Complicated Pain Recovery™ to Begin Training and Certification

Hi. This is Jerry Lerner, developer of the Complicated Pain RecoveryTM treatment model. I’ve been working on this since the early 1990s and putting it into practice in a variety of outpatient and inpatient settings. Complicated Pain Recovery is based on the concept that there are four major categories of complicating factors which interfere with the normal healing and recovery of individuals experiencing painful conditions. If any one of the four categories is not addressed, the individual will remain stuck. Just like a combination lock, all four tumblers have to be in the correct position in order for the painful condition to unlock. This unlocking typically results in decreased levels of pain, improved coping with unavoidable pain, and a sense of the individual being able to return to living their life again in a fulfilling and meaningful way.

My mission at this point is to share this conceptual model and its practical applications with mental health and medical professionals of all sorts who are involved with caring for and helping individuals in pain. Unfortunately pain management is being held hostage by a business model which overemphasizes invasive procedures and overuse of opiate medications.
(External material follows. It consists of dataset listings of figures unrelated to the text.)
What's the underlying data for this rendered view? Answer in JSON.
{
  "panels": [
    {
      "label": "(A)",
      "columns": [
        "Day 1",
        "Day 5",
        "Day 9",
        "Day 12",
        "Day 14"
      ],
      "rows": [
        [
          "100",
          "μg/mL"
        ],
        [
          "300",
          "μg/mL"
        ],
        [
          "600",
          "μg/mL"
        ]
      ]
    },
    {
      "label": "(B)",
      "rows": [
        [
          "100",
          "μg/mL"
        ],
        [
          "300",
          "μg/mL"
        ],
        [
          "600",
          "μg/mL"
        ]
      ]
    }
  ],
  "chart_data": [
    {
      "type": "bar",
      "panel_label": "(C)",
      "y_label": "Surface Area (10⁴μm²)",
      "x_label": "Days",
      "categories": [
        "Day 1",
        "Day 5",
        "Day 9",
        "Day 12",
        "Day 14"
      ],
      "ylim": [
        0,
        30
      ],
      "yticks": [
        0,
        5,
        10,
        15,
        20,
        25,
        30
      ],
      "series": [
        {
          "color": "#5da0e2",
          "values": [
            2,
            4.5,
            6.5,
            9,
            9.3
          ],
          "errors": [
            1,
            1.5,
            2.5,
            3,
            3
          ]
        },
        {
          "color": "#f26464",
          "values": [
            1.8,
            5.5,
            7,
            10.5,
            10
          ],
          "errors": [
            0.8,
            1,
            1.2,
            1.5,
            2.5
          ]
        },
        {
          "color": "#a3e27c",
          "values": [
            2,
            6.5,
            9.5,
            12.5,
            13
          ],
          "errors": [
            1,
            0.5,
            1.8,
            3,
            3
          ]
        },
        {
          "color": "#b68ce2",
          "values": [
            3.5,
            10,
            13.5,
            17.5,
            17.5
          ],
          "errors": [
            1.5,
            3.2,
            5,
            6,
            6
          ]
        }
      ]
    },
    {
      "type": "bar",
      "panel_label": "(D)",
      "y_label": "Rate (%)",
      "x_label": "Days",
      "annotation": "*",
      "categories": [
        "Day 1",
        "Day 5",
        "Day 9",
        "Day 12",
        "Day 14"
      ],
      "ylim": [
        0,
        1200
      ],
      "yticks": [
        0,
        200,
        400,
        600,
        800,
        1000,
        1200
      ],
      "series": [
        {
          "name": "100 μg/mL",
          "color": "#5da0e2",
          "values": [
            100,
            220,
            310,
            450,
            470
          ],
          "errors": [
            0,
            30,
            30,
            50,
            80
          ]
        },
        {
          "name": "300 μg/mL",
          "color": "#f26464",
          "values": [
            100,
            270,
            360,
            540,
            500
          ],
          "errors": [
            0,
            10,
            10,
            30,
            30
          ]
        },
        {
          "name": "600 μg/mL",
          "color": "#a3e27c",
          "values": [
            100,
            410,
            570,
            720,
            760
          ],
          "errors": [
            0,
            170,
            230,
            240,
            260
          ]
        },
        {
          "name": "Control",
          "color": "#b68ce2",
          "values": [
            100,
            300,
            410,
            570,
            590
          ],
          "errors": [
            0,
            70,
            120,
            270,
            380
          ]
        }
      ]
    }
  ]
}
This can only change if there are adequate numbers of professionals who are trained and prepared to provide a holistic, integrative approach to resolving chronic pain.

Please contact me at LernerMD@ComplicatedPain.com if you would like to participate in upcoming workshops, become certified as a Complicated Pain Recovery Coach, or have your facility or clinic trained to provide a certified Complicated Pain Recovery program.

Jerry Lerner, MD

Compaire Consulting presents:

The presence of pain is often a major contributory factor in the development and persistence of substance abuse and addiction, and always complicates any effort toward recovery. Pain can result in co-occurring mood disorders as well as be an expression of depression, anxiety and trauma.

The presence of persistent pain with it’s accompanying impairment and dysfunction has been labeled “chronic pain syndrome” in conventional medical and psychological jargon, and the accompanying “chronic pain management” treatment approach has done little to alleviate suffering or address the risk of substance abuse and addiction.

Now following a quarter century of trans-disciplinary studies in pain, physical rehabilitation, addiction recovery, psychology, trauma and wellness coaching comes Complicated Pain RecoveryTM. Developed by Jerome A Lerner, MD, former medical director for the Center for Integrative Pain and Rehab, Performance Enhancement Pain Management & Rehabilitation Clinic, and prior chief of pain medicine and medical director at internationally renown Sierra Tucson hospital and residential facility, Complicated Pain RecoveryTM is the revolutionary new model of care designed to resolve the entanglement of physical, psychological, biochemical, and attitudinal factors which inhibit the natural potential for healing and well being,

Dr. Lerner coined the term “complicated pain” in the early 1990s after observing that there were certain common patterns of complicating and perpetuating factors in those people suffering with pain who did not respond to good and appropriate treatment. Dr. Lerner embarked on a multi-decade exploration of these complicating factors, how they interplayed off each other, and how to unlock this pattern so that individuals could restore their resilience and progress toward natural healing and recovery.